Еще мы учим детей широко пользоваться информационными технологиями, возможностями интернета, реально оптимизируем с их помощью учебный процесс. Сейчас вообще без информационной среды жить крайне сложно.

РЖ: А что с Международным бакалавриатом, о котором вы несколько раз упоминали?

М.Ш.: Международный бакалавриат - это неправительственная организация, имеющая консультативный статус в ЮНЕСКО и Совете Европы. Сейчас в МБ входит 1381 школа в 117 странах мира, в том числе - 9 российских. Диплом МБ признан 1300 университетами в 102 странах мира. Программа Международного бакалавриата разрабатывалась в 20-60-е гг. ХХ века как универсальный курс для наиболее способных студентов, обеспечивающий подготовку к поступлению в университеты во всех странах мира.

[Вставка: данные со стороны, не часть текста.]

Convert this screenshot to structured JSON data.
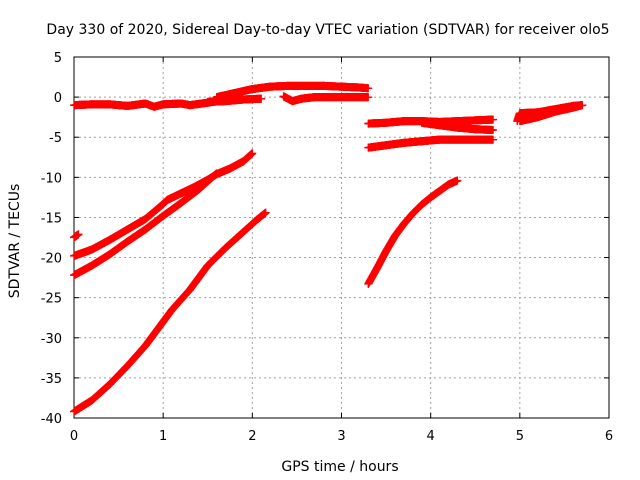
{
  "chart_data": {
    "type": "scatter",
    "title": "Day 330 of 2020, Sidereal Day-to-day VTEC variation (SDTVAR) for receiver olo5",
    "xlabel": "GPS time / hours",
    "ylabel": "SDTVAR / TECUs",
    "xlim": [
      0,
      6
    ],
    "ylim": [
      -40,
      5
    ],
    "x_ticks": [
      "0",
      "1",
      "2",
      "3",
      "4",
      "5",
      "6"
    ],
    "y_ticks": [
      "5",
      "0",
      "-5",
      "-10",
      "-15",
      "-20",
      "-25",
      "-30",
      "-35",
      "-40"
    ],
    "grid": true,
    "marker": "plus",
    "color": "#ff0000",
    "series": [
      {
        "x": [
          0.0,
          0.2,
          0.4,
          0.6,
          0.8,
          0.9,
          1.0,
          1.2,
          1.3,
          1.5,
          1.6
        ],
        "y": [
          -1.0,
          -0.9,
          -0.9,
          -1.1,
          -0.8,
          -1.2,
          -0.9,
          -0.8,
          -1.0,
          -0.7,
          -0.5
        ]
      },
      {
        "x": [
          0.0,
          0.05
        ],
        "y": [
          -17.5,
          -17.1
        ]
      },
      {
        "x": [
          0.0,
          0.2,
          0.4,
          0.6,
          0.8,
          0.95,
          1.05,
          1.2,
          1.35,
          1.5,
          1.6,
          1.75,
          1.9,
          2.0
        ],
        "y": [
          -19.8,
          -19.0,
          -17.8,
          -16.5,
          -15.2,
          -13.8,
          -12.8,
          -12.0,
          -11.2,
          -10.3,
          -9.6,
          -8.9,
          -8.0,
          -7.0
        ]
      },
      {
        "x": [
          0.0,
          0.2,
          0.4,
          0.6,
          0.8,
          1.0,
          1.2,
          1.4,
          1.6
        ],
        "y": [
          -22.2,
          -21.0,
          -19.6,
          -18.0,
          -16.5,
          -14.8,
          -13.2,
          -11.5,
          -9.5
        ]
      },
      {
        "x": [
          0.0,
          0.2,
          0.4,
          0.6,
          0.8,
          1.0,
          1.1,
          1.3,
          1.5,
          1.7,
          1.9,
          2.05,
          2.15
        ],
        "y": [
          -39.2,
          -37.8,
          -35.8,
          -33.5,
          -31.0,
          -28.0,
          -26.5,
          -24.0,
          -21.0,
          -18.8,
          -16.8,
          -15.3,
          -14.4
        ]
      },
      {
        "x": [
          1.6,
          1.8,
          2.0,
          2.2,
          2.4,
          2.6,
          2.8,
          3.0,
          3.2,
          3.3
        ],
        "y": [
          0.0,
          0.5,
          1.0,
          1.3,
          1.4,
          1.4,
          1.4,
          1.3,
          1.2,
          1.1
        ]
      },
      {
        "x": [
          1.5,
          1.7,
          1.9,
          2.1
        ],
        "y": [
          -0.6,
          -0.5,
          -0.3,
          -0.2
        ]
      },
      {
        "x": [
          2.35,
          2.45,
          2.55,
          2.7,
          2.9,
          3.1,
          3.3
        ],
        "y": [
          0.1,
          -0.5,
          -0.2,
          0.0,
          0.0,
          0.0,
          0.0
        ]
      },
      {
        "x": [
          3.3,
          3.5,
          3.7,
          3.9,
          4.1,
          4.3,
          4.5,
          4.7
        ],
        "y": [
          -3.3,
          -3.2,
          -3.0,
          -3.0,
          -3.1,
          -3.0,
          -2.9,
          -2.8
        ]
      },
      {
        "x": [
          3.9,
          4.1,
          4.3,
          4.5,
          4.7
        ],
        "y": [
          -3.2,
          -3.5,
          -3.8,
          -4.0,
          -4.1
        ]
      },
      {
        "x": [
          3.3,
          3.5,
          3.7,
          3.9,
          4.1,
          4.3,
          4.5,
          4.7
        ],
        "y": [
          -6.3,
          -6.0,
          -5.7,
          -5.5,
          -5.3,
          -5.3,
          -5.3,
          -5.3
        ]
      },
      {
        "x": [
          3.3,
          3.4,
          3.5,
          3.6,
          3.7,
          3.8,
          3.9,
          4.0,
          4.1,
          4.2,
          4.3
        ],
        "y": [
          -23.3,
          -21.3,
          -19.2,
          -17.3,
          -15.8,
          -14.5,
          -13.4,
          -12.5,
          -11.7,
          -10.9,
          -10.4
        ]
      },
      {
        "x": [
          4.97,
          5.0,
          5.2,
          5.4,
          5.6,
          5.7
        ],
        "y": [
          -3.0,
          -2.0,
          -1.9,
          -1.5,
          -1.1,
          -1.0
        ]
      },
      {
        "x": [
          5.0,
          5.2,
          5.4,
          5.6,
          5.7
        ],
        "y": [
          -3.0,
          -2.5,
          -1.8,
          -1.3,
          -1.0
        ]
      }
    ]
  }
}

Раньше среди различных средних школ, входящих в международное сообщество, не существовало единой, одинаково узнаваемой во всех странах программы и общей системы экзаменов для поступления в университет. МБ является попыткой решить эту проблему. Он представляет собой всесторонний двухгодичный курс обучения, направленный на развитие личности "в целом". Уровень знаний студентов, окончивших МБ, отвечает требованиям вступительных экзаменов в учебные заведения разных стран, этот курс содержит все лучшие элементы различных среднеобразовательных программ.

Мы вместе с Московской экономической школой первыми в России вступили в МБ - это было еще в 1996 году. Впрочем, подробнее о работе МБ можно узнать на нашем сайте.

РЖ: Вы начали интервью со слов "положение ужасно". Не кажется ли вам, что его финал опровергает эту формулировку?

М.Ш.: Нет, не кажется. Успешные школы - не показатель. Отдельный остров в образовательном море. В целом система пока позволить себе жить так не может. Но пока есть мы и такие, как мы, можно хотя бы к чему-то причаливать, чтобы не заблудиться совсем. И остаться на плаву.